Lower Merion takes on 64 inches of precipitation every year. That equals 14 billion gallons of water running across fertilized lawns, salted roadways and development sites, entering our streams and rivers.
What does that mean for our drinking water supply and the health of our waterways?
It has long been determined that stormwater is the number one public health and environmental threat to our community, and its effects are costly.
In our community, lawns and gardens absorb only one-quarter of the total amount of precipitation that falls on the ground. The remaining three-quarters become stormwater and quickly pick up chemicals, fertilizer, salt, sediment and other pollutants as it flows into storm sewers. All of Lower Merion and Narberth’s storm sewers dump directly into our streams.
One of Lower Merion Conservancy’s top initiatives is to stop polluted and excessive amounts of stormwater from entering our water supply.
Your gift will help support the Conservancy’s watershed conservation projects that:
- Add stormwater features to a new terrace at the Narberth Library and create demonstration rain gardens along Windsor Avenue.

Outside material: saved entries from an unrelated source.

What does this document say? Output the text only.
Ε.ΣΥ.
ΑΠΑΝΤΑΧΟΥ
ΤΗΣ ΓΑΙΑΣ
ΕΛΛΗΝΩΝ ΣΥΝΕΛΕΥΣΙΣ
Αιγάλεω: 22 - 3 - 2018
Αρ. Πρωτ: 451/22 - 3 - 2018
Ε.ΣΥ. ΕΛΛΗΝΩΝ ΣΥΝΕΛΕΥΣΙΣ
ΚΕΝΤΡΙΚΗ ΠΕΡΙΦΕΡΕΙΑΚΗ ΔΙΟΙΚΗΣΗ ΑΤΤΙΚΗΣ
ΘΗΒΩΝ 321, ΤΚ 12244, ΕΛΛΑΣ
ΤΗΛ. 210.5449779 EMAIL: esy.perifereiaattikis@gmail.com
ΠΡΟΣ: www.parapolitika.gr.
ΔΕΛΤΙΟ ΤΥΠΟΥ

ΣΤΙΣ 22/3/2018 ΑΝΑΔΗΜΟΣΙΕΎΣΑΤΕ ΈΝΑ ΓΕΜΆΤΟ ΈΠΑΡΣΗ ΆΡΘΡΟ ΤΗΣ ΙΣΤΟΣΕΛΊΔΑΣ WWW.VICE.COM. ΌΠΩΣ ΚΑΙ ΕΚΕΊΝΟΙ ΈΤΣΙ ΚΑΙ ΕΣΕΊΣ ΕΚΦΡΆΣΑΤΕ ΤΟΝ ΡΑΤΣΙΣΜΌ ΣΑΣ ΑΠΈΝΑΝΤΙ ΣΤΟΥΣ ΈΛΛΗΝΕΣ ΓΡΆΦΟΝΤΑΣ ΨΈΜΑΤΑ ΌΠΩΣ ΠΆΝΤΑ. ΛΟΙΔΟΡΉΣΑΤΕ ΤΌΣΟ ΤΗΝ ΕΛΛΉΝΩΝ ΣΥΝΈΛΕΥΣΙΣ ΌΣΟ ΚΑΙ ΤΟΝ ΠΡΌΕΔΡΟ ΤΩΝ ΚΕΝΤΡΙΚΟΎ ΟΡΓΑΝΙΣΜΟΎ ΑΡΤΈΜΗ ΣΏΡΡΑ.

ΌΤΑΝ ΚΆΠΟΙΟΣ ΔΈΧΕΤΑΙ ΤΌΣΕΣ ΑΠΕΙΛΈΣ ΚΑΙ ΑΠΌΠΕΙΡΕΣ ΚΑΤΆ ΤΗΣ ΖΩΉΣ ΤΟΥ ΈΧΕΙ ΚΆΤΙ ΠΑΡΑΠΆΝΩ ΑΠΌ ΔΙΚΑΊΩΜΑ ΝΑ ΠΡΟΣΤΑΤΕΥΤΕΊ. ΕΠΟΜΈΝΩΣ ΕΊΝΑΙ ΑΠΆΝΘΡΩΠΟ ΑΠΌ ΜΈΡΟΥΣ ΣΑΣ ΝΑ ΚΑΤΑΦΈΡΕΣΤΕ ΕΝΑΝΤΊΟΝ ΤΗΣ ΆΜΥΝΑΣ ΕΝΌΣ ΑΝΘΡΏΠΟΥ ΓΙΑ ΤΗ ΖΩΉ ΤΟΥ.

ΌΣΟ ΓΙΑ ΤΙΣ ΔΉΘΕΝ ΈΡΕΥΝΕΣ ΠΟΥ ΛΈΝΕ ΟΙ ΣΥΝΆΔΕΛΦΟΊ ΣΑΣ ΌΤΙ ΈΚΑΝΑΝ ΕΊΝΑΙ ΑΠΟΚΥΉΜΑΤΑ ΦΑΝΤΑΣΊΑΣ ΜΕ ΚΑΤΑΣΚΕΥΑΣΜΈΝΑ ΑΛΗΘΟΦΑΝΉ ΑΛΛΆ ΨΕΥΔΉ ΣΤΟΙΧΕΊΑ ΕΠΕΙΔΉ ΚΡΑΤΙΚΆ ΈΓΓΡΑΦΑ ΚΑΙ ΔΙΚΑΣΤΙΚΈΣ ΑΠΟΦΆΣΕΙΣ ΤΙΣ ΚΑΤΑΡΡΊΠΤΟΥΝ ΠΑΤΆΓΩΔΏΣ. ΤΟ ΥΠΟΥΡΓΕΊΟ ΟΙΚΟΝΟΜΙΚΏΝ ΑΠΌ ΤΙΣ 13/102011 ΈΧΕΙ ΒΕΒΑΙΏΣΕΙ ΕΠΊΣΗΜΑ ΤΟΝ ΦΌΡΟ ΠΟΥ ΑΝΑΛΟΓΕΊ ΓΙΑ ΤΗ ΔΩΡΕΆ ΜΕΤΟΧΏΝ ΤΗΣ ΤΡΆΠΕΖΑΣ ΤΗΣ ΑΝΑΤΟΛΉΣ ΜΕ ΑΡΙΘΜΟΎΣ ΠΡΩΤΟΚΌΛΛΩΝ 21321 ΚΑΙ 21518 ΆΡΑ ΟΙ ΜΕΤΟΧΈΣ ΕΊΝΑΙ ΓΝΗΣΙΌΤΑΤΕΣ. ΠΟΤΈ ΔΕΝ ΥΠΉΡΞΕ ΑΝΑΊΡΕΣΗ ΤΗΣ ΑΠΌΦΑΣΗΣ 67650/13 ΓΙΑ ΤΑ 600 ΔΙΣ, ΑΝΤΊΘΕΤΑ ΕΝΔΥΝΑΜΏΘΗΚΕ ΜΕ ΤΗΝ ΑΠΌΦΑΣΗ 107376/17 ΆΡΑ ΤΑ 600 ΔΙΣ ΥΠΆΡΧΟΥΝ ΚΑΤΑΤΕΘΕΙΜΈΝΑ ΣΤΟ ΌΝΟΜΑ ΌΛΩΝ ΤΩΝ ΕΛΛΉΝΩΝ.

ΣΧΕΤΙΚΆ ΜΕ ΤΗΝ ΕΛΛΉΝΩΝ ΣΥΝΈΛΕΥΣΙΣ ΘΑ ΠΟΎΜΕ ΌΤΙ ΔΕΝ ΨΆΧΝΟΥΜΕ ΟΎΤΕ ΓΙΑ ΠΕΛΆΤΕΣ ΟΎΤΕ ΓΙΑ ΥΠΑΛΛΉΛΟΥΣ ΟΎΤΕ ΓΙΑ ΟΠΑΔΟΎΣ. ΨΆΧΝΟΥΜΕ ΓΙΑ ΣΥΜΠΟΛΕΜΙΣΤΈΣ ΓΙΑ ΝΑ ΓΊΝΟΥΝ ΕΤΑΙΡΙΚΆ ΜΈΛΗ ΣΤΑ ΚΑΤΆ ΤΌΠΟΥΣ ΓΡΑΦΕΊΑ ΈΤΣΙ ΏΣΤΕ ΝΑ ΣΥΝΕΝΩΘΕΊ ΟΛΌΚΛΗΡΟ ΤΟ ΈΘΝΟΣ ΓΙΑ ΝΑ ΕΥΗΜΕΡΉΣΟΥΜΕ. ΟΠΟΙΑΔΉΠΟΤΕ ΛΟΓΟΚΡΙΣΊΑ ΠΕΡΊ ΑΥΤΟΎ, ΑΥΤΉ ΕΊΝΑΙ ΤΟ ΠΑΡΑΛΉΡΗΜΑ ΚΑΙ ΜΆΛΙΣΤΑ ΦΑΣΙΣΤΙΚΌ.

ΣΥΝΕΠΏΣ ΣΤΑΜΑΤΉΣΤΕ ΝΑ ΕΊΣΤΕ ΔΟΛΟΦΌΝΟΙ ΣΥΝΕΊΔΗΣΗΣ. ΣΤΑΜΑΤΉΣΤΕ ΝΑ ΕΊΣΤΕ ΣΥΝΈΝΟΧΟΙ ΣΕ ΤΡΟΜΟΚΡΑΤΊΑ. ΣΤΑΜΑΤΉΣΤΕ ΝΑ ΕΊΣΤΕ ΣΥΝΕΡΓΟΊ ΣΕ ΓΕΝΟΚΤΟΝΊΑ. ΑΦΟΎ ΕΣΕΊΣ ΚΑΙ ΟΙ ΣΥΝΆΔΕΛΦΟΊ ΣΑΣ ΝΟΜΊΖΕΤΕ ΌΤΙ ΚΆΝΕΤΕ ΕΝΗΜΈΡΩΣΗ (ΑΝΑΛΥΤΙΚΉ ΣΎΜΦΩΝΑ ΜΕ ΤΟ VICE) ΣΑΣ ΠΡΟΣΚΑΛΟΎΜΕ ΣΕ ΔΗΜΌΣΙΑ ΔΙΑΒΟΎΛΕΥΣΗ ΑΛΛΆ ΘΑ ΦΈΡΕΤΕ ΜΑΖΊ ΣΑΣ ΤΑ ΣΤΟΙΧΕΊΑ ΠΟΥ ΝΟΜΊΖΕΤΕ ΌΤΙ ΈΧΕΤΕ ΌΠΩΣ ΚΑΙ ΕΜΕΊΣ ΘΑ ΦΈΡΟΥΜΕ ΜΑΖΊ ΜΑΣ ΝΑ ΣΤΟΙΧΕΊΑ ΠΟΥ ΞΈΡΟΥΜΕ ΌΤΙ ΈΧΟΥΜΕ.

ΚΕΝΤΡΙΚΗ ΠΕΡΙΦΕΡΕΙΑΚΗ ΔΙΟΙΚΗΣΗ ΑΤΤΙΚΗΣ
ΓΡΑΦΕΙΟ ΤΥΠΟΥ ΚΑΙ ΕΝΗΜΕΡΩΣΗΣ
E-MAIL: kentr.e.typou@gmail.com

- Scientifically monitor the health of Indian Creek through the William Penn Foundation’s Delaware River Watershed Initiative.
- Expand our citizen scientist network to include a larger group of volunteers who collect data at sites along Mill and Indian Creeks.
- Inspect hundreds of stormwater outfalls in the Township and report on evidence of discharge.
- Build a community knowledge bank of stormwater mitigation options to empower homeowners to take action on their own properties.